As commerce shifts to online shopping and consumers increasingly rely on user reviews, some researchers are predicting that by year end 10-15% of consumer reviews will actually be fake reviews (either positive or negative) paid for by advertisers or their agents. Gartner Says By 2014, 10-15 Percent of Social Media Reviews to Be Fake, Paid for By Companies, Gartner.com, September 17, 2012.
“With over half of the Internet’s population on social networks, organizations are scrambling for new ways to build bigger follower bases, generate more hits on videos, garner more positive reviews than their competitors and solicit ‘likes’ on their Facebook pages,” said Jenny Sussin, senior research analyst at Gartner. “Many marketers have turned to paying for positive reviews with cash, coupons and promotions including additional hits on YouTube videos in order to pique site visitors’ interests in the hope of increasing sales, customer loyalty and customer advocacy through social media ‘word of mouth’ campaigns.”
The U.S. Federal Trade Commission (“FTC”) has made numerous attempts to curb the practice of fake consumer reviews in the US. In 2009, the FTC revised the “Guides Concerning the Use of Endorsements and Testimonials” (“Guides”) for the first time since 1980 to address the issue. While the Guides do not have the force of law, they provide advertisers with important assistance to avoid potentially unfair and deceptive advertising practices under Section 5 of the Federal Trade Commission Act. 15 U.S.C. §§ 41-58, as amended. The Guides require that all product reviews disclose material connections to the providers of the reviewed products or services.

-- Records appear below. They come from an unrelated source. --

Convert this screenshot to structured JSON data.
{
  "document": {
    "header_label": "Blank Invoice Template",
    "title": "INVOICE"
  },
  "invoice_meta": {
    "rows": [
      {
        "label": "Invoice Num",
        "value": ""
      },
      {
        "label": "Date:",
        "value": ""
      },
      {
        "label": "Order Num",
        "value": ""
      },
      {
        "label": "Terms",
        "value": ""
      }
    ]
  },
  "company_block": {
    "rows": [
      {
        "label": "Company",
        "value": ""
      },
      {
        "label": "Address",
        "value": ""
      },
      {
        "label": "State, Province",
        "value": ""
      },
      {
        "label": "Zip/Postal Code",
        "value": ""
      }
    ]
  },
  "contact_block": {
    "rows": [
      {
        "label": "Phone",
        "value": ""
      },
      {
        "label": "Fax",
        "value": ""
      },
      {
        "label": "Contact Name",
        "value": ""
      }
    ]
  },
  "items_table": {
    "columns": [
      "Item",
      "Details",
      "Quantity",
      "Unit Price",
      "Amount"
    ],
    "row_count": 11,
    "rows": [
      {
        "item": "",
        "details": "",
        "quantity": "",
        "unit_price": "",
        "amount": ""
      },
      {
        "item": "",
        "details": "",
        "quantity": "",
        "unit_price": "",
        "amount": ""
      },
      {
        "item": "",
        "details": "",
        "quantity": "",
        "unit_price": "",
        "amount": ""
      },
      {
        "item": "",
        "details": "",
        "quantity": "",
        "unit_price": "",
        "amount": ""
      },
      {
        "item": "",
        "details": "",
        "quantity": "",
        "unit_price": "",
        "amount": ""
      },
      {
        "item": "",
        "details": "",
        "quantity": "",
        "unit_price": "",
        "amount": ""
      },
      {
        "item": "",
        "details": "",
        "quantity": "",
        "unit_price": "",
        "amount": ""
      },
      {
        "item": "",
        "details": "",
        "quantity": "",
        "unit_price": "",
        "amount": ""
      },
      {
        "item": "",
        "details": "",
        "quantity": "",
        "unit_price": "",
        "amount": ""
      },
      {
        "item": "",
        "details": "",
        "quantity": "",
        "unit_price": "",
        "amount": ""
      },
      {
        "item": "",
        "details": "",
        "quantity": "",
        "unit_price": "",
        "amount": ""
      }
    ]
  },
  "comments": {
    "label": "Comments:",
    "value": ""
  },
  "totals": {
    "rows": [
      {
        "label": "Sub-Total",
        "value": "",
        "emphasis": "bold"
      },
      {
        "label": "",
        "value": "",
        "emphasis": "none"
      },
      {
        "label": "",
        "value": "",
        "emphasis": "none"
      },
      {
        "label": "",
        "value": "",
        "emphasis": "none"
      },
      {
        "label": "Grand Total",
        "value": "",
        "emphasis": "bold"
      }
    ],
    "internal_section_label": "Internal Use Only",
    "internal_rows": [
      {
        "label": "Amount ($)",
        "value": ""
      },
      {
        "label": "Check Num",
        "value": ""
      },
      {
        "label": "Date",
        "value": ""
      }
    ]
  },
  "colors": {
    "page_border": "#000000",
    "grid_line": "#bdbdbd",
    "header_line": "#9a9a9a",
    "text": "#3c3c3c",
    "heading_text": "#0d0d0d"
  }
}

The FTC took action under Section 5 and these Guides in August 2010 against Reverb Communications, based on allegations the ad agency engaged in deceptive trade practices by “having employees pose as ordinary consumers posting game reviews at the online iTunes store, and not disclosing that the reviews came from paid employees working on behalf of the developers.” Public Relations Firm to Settle FTC Charges that It Advertised Clients’ Gaming Apps Through Misleading Online Endorsements, FTC.gov, August 26, 2010.
As part of the consent order with the FTC, Reverb was required to refrain from misrepresenting the motive or status of any user or endorser of a product or service, without disclosing the individual’s material connections to the product or service.
The consent order will remain in effect until August 2030. In 2011, the FTC settled a complaint against Legacy Learning Systems relating to its guitar lessons, alleging that the company deceptively advertised its products through online affiliate marketers who falsely posed as ordinary consumers or independent reviewers. Legacy Learning Systems paid $250,000 to settle the matter and also entered into a 20-year consent agreement.
As paid reviews attract scrutiny, some states are enforcing deceptive trade practice statutes against online reviews. In 2009, the New York Attorney General settled deceptive practice and false advertising claims against a plastic surgery company named Lifestyle Lift, for allegedly causing its employees to create false accounts on online forums to post positive review or to counteract critics. The company agreed to halt the practice and paid New York $300,000 to settle the matter.